Türkiye'de ilkokul öğretmeni yetiştirmek üzere 17 Nisan 1940 tarihli ve 3803 sayılı yasa ile açılan okul türüdür. Tamamen Türkiye'ye özgü olan bu eğitim projesini dönemin Milli Eğitim Bakanı Hasan Âli Yücel yönetti. İş ve eğitimin bir araya getirilerek yürütülebileceği düşüncesi ile tasarlandı.

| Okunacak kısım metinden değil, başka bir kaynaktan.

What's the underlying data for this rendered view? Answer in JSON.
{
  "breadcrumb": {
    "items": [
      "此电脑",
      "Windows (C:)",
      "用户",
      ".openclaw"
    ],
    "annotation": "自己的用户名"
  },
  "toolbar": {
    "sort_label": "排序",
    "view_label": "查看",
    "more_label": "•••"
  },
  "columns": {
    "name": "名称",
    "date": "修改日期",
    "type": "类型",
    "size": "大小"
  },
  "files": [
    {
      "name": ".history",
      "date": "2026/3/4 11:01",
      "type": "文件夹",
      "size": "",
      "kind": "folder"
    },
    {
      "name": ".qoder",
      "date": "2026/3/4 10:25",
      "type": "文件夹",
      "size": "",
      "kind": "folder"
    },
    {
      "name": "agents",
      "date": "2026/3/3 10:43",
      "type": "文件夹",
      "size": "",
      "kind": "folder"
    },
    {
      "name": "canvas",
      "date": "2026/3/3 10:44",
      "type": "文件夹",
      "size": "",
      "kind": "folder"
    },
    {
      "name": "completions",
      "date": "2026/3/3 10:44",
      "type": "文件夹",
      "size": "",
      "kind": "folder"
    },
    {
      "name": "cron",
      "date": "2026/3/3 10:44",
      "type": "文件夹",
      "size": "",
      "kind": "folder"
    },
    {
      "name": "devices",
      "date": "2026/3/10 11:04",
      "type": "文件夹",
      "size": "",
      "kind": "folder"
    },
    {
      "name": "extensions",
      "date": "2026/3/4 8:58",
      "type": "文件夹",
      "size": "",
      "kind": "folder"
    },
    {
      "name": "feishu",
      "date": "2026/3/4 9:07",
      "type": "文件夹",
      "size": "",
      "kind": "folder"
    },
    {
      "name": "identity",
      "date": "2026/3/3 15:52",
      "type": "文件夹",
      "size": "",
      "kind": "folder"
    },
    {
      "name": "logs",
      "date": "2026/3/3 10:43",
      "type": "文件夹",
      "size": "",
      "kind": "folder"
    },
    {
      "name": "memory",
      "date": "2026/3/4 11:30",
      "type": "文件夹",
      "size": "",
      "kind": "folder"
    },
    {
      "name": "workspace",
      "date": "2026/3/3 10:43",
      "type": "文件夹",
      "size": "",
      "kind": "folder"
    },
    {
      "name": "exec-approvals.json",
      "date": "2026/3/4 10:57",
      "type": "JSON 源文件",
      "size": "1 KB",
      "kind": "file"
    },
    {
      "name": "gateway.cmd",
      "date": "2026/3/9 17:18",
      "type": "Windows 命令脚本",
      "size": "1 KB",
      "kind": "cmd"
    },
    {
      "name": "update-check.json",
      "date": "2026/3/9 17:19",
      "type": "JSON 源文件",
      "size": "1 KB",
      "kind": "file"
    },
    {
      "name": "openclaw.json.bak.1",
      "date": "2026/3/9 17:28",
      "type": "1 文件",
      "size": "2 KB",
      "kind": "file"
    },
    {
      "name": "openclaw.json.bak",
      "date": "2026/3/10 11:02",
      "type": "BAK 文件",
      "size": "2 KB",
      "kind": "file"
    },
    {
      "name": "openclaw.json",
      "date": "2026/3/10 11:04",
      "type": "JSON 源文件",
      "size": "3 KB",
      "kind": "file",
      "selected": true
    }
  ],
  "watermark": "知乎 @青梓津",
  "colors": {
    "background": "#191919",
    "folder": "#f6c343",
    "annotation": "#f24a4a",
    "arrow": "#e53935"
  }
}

KÖY ENSTİTÜLERİ KURULUŞU, TARİHİ
Anadolu'nun neredeyse tamamında okulların olmadığı düşünülerek Cumhurbaşkanı İsmet İnönü'nün himayesinde, Millî Eğitim Bakanı Hasan Âli Yücel tarafından İsmail Hakkı Tonguç'un girişimiyle, köylerdeki ilkokul mezunu çocukların bu okullarda yetiştirildikten sonra yeniden köylere giderek öğretmen olarak çalışmaları düşüncesiyle 17 Nisan 1940 tarihinde Köy Enstitüsü kuruldu.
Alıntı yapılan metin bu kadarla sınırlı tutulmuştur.